It’s a name that perhaps won’t be familiar to many but Jelly Ellington may well be a name on the rise. Hailing from NC and basing himself in Texas, Ellington has created an album that seems destined to make you smile. Indeed if you could sum up the feeling you get from listening to his debut “All In” it may well be ‘joy’, ‘happiness’ or something similar.
Handclaps and a jangly guitar open up the album and it’s ‘Set Me Free’ that is arguably the best ‘connector’ here – sweet honeyed vocals, with a catchy dancey soundtrack – it’s the sort of song that welcomes you in. Sadly that thrust is immediately lost with the much slower and contemplative ‘Sunset’ which is by no means a bad song just a complete change of pace. ‘Let Go;’ that follows is similarly downplayed and slow-paced and is cut through with a horrible and unnecessary rap that for us renders it virtually unlistenable – the only song here that we won’t be playing again despite some cool guitar in the outro.

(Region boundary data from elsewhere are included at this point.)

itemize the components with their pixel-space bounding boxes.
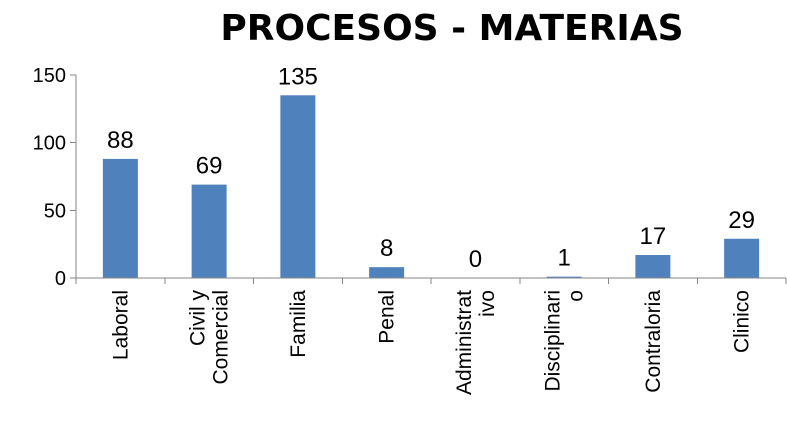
data-label: 88 [107, 127, 134, 154]
bars [102, 95, 760, 278]
data-labels: 88 69 135 8 0 1 17 29 [107, 63, 755, 273]
category-label: Clinico [731, 290, 754, 353]
data-label: 1 [557, 245, 570, 272]
bar [369, 267, 405, 278]
category-label: Civil yComercial [187, 290, 233, 385]
data-label: 8 [380, 235, 393, 262]
category-label: Laboral [109, 290, 132, 360]
bar [635, 254, 671, 278]
category-label: Familia [287, 290, 310, 358]
y-tick-label: 0 [55, 268, 66, 290]
x-axis: Laboral Civil yComercial Familia Penal Admin… [75, 277, 787, 395]
data-label: 135 [278, 63, 318, 90]
data-label: 69 [196, 153, 223, 180]
data-label: 17 [640, 223, 667, 250]
bar [102, 158, 138, 278]
y-tick-label: 100 [33, 133, 66, 155]
y-tick-label: 50 [44, 200, 66, 222]
y-tick-label: 150 [33, 65, 66, 87]
category-label: Contraloria [642, 290, 665, 393]
bar [724, 238, 760, 278]
category-label: Disciplinario [542, 290, 588, 392]
bar [280, 95, 316, 278]
category-label: Penal [376, 290, 399, 344]
chart-title: PROCESOS - MATERIAS [220, 8, 683, 49]
y-axis: 0 50 100 150 [33, 65, 77, 290]
category-label: Administrativo [453, 290, 499, 395]
bar [191, 184, 227, 278]
data-label: 0 [469, 246, 482, 273]
data-label: 29 [728, 207, 755, 234]
bar [546, 276, 582, 278]
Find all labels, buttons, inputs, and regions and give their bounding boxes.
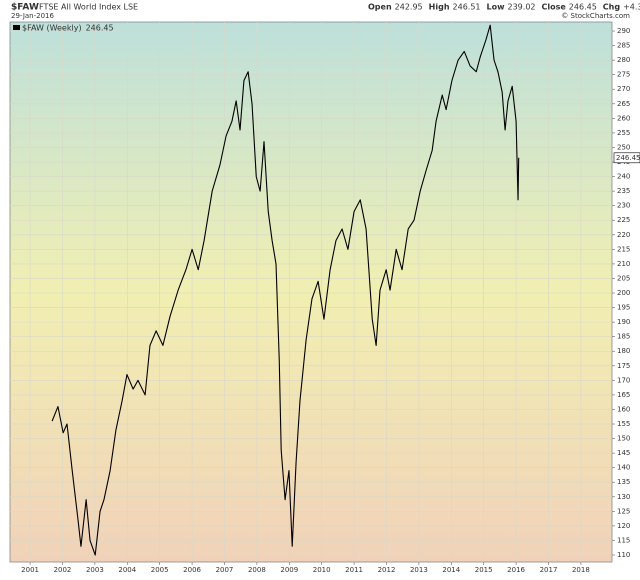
quote-label: Close — [542, 3, 567, 12]
y-tick-label: 145 — [617, 449, 630, 457]
y-tick-label: 195 — [617, 304, 630, 312]
y-tick-label: 115 — [617, 536, 630, 544]
y-tick-label: 160 — [617, 405, 630, 413]
date: 29-Jan-2016 — [11, 12, 55, 20]
quote-label: Open — [368, 3, 392, 12]
quote-label: Low — [487, 3, 506, 12]
x-tick-label: 2008 — [248, 566, 266, 574]
y-tick-label: 215 — [617, 245, 630, 253]
y-tick-label: 205 — [617, 274, 630, 282]
x-tick-label: 2011 — [345, 566, 363, 574]
quote-value: 246.45 — [569, 3, 597, 12]
quote-value: 239.02 — [508, 3, 536, 12]
y-tick-label: 275 — [617, 71, 630, 79]
x-tick-label: 2002 — [54, 566, 72, 574]
y-tick-label: 235 — [617, 187, 630, 195]
x-tick-label: 2018 — [572, 566, 590, 574]
x-tick-label: 2004 — [118, 566, 136, 574]
y-tick-label: 180 — [617, 347, 630, 355]
y-tick-label: 140 — [617, 464, 630, 472]
x-tick-label: 2009 — [280, 566, 298, 574]
y-tick-label: 270 — [617, 85, 630, 93]
x-tick-label: 2001 — [21, 566, 39, 574]
y-tick-label: 225 — [617, 216, 630, 224]
y-tick-label: 130 — [617, 493, 630, 501]
x-tick-label: 2003 — [86, 566, 104, 574]
y-tick-label: 250 — [617, 143, 630, 151]
y-tick-label: 255 — [617, 129, 630, 137]
price-tag-label: 246.45 — [616, 154, 640, 162]
legend-swatch — [13, 25, 20, 30]
y-tick-label: 135 — [617, 478, 630, 486]
quote-value: 242.95 — [395, 3, 423, 12]
x-tick-label: 2013 — [410, 566, 428, 574]
y-tick-label: 240 — [617, 173, 630, 181]
x-tick-label: 2012 — [378, 566, 396, 574]
index-name: FTSE All World Index LSE — [39, 3, 138, 12]
y-tick-label: 170 — [617, 376, 630, 384]
x-tick-label: 2016 — [507, 566, 525, 574]
header: $FAW FTSE All World Index LSE 29-Jan-201… — [11, 3, 630, 21]
quote-label: High — [429, 3, 450, 12]
x-tick-label: 2015 — [475, 566, 493, 574]
y-tick-label: 220 — [617, 231, 630, 239]
y-tick-label: 155 — [617, 420, 630, 428]
x-tick-label: 2007 — [216, 566, 234, 574]
y-tick-label: 165 — [617, 391, 630, 399]
y-tick-label: 230 — [617, 202, 630, 210]
quote-label: Chg — [603, 3, 621, 12]
y-tick-label: 210 — [617, 260, 630, 268]
y-tick-label: 200 — [617, 289, 630, 297]
credit: © StockCharts.com — [561, 12, 630, 20]
y-tick-label: 290 — [617, 27, 630, 35]
y-tick-label: 265 — [617, 100, 630, 108]
legend-value: 246.45 — [86, 24, 114, 33]
plot-area — [9, 21, 613, 563]
y-tick-label: 150 — [617, 435, 630, 443]
y-tick-label: 285 — [617, 42, 630, 50]
y-tick-label: 175 — [617, 362, 630, 370]
price-line — [51, 24, 520, 556]
y-tick-label: 190 — [617, 318, 630, 326]
y-tick-label: 185 — [617, 333, 630, 341]
x-tick-label: 2014 — [442, 566, 460, 574]
x-tick-label: 2010 — [313, 566, 331, 574]
x-tick-label: 2005 — [151, 566, 169, 574]
y-tick-label: 260 — [617, 114, 630, 122]
y-tick-label: 125 — [617, 507, 630, 515]
y-tick-label: 280 — [617, 56, 630, 64]
quote-value: +4.33 (+1.79%) — [623, 3, 640, 12]
price-tag — [613, 152, 640, 164]
x-tick-label: 2006 — [183, 566, 201, 574]
quote-value: 246.51 — [453, 3, 481, 12]
symbol: $FAW — [11, 3, 39, 13]
x-tick-label: 2017 — [540, 566, 558, 574]
y-tick-label: 110 — [617, 551, 630, 559]
legend-label: $FAW (Weekly) — [22, 24, 82, 33]
y-tick-label: 120 — [617, 522, 630, 530]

But after that blip it’s all good. ‘New Day’ adds a dose of jazz and makes solid use of both trumpet and guitar, whilst both ‘Crosstown’ and ‘Hard Times Coming Down’ add some enjoyable and accessible, light slightly bluesy, slighty funky rock. It’s the Americana of ‘Getaway’ though that might be the best thing here- it’s a lilting melody, soft, sweet and quite wonderful.
The album closes with ‘Wait For You’ the only real acoustic number here and therefore a little stuck out on its own, it’s a nice song sure, but treated differently it sounds more like a demo, and while the rest of the album flowed effortlessly together this sounds more like an afterthought, or maybe it leads the way forward?
Great debut if a little short at just eight songs.